Шрифт:
Интервал:
Закладка:
Потом они все на кухне обедали — гостя этого нежданного принимали. Мать суетилась бестолково, блестела глазами, говорила без умолку… И все журнал к груди прижимала, который ей Борис — так того мужика звали — привез. А потом они долго меж собой разговаривали — она этот их разговор отчего-то надолго запомнила. Грустный такой разговор…
— Кого-нибудь из наших видишь, Боренька? — дрожа нервно губами, спрашивала мать.
— Да вижу, конечно… Когда бываю в Москве, всех вижу.
— И что?
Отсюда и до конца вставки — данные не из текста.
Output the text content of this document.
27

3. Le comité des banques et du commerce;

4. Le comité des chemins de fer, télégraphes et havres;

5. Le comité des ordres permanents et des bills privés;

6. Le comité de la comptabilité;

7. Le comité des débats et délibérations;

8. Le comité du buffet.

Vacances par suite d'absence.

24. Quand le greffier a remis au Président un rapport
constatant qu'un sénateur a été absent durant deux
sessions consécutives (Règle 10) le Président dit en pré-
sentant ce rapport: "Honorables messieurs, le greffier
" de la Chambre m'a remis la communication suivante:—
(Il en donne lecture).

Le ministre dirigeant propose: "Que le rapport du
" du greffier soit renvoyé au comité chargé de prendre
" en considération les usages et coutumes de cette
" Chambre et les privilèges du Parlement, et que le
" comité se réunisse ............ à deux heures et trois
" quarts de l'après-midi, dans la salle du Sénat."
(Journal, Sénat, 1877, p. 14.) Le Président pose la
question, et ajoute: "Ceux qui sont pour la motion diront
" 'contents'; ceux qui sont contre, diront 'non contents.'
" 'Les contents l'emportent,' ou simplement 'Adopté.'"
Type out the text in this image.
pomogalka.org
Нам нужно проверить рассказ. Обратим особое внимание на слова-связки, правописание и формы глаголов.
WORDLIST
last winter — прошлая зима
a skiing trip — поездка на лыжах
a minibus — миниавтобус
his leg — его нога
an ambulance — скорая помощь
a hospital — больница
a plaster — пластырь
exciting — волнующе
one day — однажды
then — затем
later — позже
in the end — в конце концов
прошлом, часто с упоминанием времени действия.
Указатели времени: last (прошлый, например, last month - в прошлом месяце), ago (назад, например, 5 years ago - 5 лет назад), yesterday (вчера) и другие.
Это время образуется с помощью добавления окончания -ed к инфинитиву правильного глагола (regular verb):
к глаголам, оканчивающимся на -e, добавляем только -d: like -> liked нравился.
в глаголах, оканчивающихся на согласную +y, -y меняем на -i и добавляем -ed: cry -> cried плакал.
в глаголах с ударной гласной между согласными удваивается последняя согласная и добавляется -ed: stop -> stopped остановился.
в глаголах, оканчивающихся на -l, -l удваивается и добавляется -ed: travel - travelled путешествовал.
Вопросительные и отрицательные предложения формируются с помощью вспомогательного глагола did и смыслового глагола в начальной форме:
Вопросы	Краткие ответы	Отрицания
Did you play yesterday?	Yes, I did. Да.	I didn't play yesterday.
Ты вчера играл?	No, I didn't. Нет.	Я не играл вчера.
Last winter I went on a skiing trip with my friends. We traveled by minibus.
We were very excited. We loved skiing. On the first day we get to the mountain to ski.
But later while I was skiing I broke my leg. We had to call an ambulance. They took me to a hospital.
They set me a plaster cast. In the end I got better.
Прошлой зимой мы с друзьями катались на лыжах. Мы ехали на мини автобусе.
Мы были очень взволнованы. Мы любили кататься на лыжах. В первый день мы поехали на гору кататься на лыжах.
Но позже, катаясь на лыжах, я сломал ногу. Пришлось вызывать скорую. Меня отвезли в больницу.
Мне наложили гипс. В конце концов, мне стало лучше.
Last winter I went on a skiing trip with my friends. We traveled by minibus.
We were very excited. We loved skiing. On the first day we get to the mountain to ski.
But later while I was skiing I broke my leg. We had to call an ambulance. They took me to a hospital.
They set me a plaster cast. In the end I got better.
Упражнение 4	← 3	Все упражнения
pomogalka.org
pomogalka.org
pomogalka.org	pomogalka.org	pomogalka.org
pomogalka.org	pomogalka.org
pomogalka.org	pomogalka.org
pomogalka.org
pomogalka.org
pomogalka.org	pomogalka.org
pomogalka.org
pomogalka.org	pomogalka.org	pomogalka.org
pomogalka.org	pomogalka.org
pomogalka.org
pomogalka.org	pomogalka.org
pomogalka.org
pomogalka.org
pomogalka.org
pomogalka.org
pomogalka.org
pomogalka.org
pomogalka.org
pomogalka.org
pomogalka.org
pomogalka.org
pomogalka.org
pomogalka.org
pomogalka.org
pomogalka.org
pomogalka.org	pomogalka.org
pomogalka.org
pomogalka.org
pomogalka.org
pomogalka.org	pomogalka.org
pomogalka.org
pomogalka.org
И кто где? Печатается кто-нибудь?
— Да какое там… Славка Петровский на рецензиях сидит, кое-как пробивается, Маша Никонова в клубе железнодорожников литературный кружок ведет. Представляешь — в клубе железнодорожников — и литературный кружок! Абсурд какой-то.
— Ну да, абсурд… Насмешка над профессией…
— А есть ли у нас вообще эта профессия, Амалия? А? Ты никогда не задумывалась? Был ли вообще мальчик-то? Может, мальчика-то никакого и не было…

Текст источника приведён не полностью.